Проснувшись на короткий миг среди ночи и сознанием еще не отойдя от сновидения, монах Мишель почувствовал в сердце такое глубокое удовлетворение, что на глазах у него выступили слезы:

«Сибилль! Ее зовут Сибилль…»

И почти тут же провалился в новый сон…

Год, а может, два года спустя маленький Люк проснулся в широкой постели, такой высокой, что когда он спустил с нее ноги, они оказались на опасном расстоянии от пола. Он то ли сполз, то ли спрыгнул на холодный каменный пол и вышел из детской в крытый коридор, где, несмотря на горевший камин, было холодно, потому что стояли самые суровые дни зимы. Он был спокоен, но в то же время чувствовал, что кто-то движет им, кто-то словно проник в его сердце и ласково, но неумолимо направляет его – из постели в коридор, а оттуда, мимо спящего охранника, – к входу в покои отца.

К его удивлению, дверь была полуоткрыта – настолько, чтобы в щель мог пройти ребенок. Словно кто-то нарочно подстроил приход Люка.

В комнате находился отец. Он лежал один на широкой кровати с пуховой периной, покрытой медвежьими шкурами и прекрасными шерстяными одеялами. Затухающий огонь освещал комнату слабым оранжевым светом. В одном из кресел у кровати сидел верный слуга Филипп, в другом – Нана. Оба самозабвенно, по-стариковски храпели.

Люк на цыпочках подошел к кровати и вытянул шею, чтобы получше разглядеть отца. Лицо его было пугающе бледным и осунувшимся. На лбу и в рыжевато-золотистой щетине блестели капельки пота. Лицо казалось суровым, неприступным. Лоб был нахмурен, несмотря на то что отец был без сознания.

Но вот отец Люка пошевелился и застонал – тихо, слабо, тревожно. Его мучила боль, страшная боль. Несмотря на все усилия врачей, зияющая рана на ноге привела к заражению крови, которое, как все полагали, должно было его убить.

На рыцарском турнире в честь короля ему насквозь пронзили копьем бедро. Поль был самым умелым и опытным из рыцарей на этом турнире, и король избрал его своим фаворитом. Но он бросился в сражение, как безумный.

– Похоже на то, – шептались слуги, – что он хотел умереть…

Жалость, сострадание и обожание охватили Люка так сильно, что он едва устоял на ногах. Сам не сознавая, что делает, он залез на кровать и откинул одеяла, чтобы посмотреть на раненое отцовское бедро – все в намокших повязках и раздутое вдвое. Там, где не было бинтов, кожа была туго натянутой, блестящей, фиолетовой.

Зрелище было ужасным, не говоря о запахе, в котором были смешаны запах горчицы, гниющего мяса и пота, но Люк не испытывал страха.

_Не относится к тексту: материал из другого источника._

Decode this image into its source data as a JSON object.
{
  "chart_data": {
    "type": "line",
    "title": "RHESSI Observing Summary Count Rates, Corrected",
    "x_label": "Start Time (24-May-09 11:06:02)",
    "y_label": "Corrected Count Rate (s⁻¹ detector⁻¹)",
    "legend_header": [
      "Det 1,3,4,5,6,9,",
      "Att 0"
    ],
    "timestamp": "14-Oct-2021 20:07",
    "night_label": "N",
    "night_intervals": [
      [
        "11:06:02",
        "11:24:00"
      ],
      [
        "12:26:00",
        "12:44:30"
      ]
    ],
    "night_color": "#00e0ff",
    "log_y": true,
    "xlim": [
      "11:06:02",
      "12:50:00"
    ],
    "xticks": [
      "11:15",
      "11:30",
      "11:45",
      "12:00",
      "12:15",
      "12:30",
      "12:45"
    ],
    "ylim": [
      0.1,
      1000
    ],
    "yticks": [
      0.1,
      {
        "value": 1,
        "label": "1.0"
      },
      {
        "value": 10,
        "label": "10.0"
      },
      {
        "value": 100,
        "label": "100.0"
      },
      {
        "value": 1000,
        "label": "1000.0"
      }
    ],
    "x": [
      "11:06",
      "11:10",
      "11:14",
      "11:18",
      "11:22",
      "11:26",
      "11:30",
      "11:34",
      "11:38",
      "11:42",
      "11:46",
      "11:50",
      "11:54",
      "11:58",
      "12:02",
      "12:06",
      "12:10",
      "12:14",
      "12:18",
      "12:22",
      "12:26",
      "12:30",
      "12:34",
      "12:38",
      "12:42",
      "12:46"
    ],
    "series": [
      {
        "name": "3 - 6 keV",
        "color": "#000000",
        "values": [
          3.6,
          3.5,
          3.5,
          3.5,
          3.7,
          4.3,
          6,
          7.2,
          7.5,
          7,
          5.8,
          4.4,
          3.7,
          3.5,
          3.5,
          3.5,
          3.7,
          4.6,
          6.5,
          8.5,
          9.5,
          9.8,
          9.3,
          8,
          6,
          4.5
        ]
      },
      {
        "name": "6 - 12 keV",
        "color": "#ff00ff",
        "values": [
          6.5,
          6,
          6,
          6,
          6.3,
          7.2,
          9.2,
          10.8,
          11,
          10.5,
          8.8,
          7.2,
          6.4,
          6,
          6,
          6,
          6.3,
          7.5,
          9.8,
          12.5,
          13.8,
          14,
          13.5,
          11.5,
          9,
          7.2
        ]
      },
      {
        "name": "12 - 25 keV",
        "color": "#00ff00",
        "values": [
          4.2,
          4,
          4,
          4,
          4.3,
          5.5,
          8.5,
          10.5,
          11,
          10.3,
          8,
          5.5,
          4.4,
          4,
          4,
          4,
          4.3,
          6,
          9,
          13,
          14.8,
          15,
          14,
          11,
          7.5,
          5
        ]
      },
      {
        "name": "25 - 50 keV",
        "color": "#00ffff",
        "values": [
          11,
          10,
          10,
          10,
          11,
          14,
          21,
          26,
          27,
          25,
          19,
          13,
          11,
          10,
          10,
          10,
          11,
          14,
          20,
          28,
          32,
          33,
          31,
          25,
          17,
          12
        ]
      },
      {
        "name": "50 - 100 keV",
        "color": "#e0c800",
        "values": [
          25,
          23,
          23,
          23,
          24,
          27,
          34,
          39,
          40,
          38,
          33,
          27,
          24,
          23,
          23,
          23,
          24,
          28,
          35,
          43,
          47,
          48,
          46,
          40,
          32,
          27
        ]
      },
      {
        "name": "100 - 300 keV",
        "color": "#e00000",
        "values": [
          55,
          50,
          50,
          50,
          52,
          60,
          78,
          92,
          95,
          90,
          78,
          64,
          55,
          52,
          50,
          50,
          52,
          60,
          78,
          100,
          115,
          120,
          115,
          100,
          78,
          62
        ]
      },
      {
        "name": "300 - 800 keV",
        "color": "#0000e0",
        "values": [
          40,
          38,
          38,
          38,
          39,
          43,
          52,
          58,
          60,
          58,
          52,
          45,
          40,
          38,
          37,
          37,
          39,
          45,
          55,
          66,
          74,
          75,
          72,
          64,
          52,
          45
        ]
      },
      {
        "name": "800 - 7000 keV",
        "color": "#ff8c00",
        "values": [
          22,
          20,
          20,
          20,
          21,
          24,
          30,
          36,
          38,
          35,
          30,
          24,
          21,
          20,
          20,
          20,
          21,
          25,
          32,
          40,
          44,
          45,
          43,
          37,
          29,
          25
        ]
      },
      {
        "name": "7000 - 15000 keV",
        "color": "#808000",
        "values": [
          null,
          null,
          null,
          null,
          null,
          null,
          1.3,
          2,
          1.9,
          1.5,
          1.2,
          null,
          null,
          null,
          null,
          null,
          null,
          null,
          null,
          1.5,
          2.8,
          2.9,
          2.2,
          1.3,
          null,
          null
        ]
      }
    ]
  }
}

Лишь какой-то инстинкт двигал им, когда он положил свои ручки на горячую, влажную опухоль.

И тут же испытал странное ощущение – ощущение жара и гула тысяч роящихся пчел, хлынувшего по всему его телу и побежавшего сквозь его руки в отцовскую рану. Ладошки становились все более горячими, а вибрации – все более сильными, а с ними появилось ощущение блаженства, столь глубокое, что он начал растворяться в нем и потерял ощущение времени. На самом деле ребенок оставался там до тех пор, пока нога под его ладонями не зашевелилась. Люк испуганно поднял глаза и увидел, что отец смотрит на него расширенными от изумления глазами.

– Люк, – прошептал он и медленно приподнялся на локтях. – Боже мой, Люк…

Мальчик проследил за отцовским взглядом и увидел, что перевязанная бинтами нога приобрела обычный объем. Опухоль спала, а кожа приобрела нормальный, здоровый оттенок и стала мягкой.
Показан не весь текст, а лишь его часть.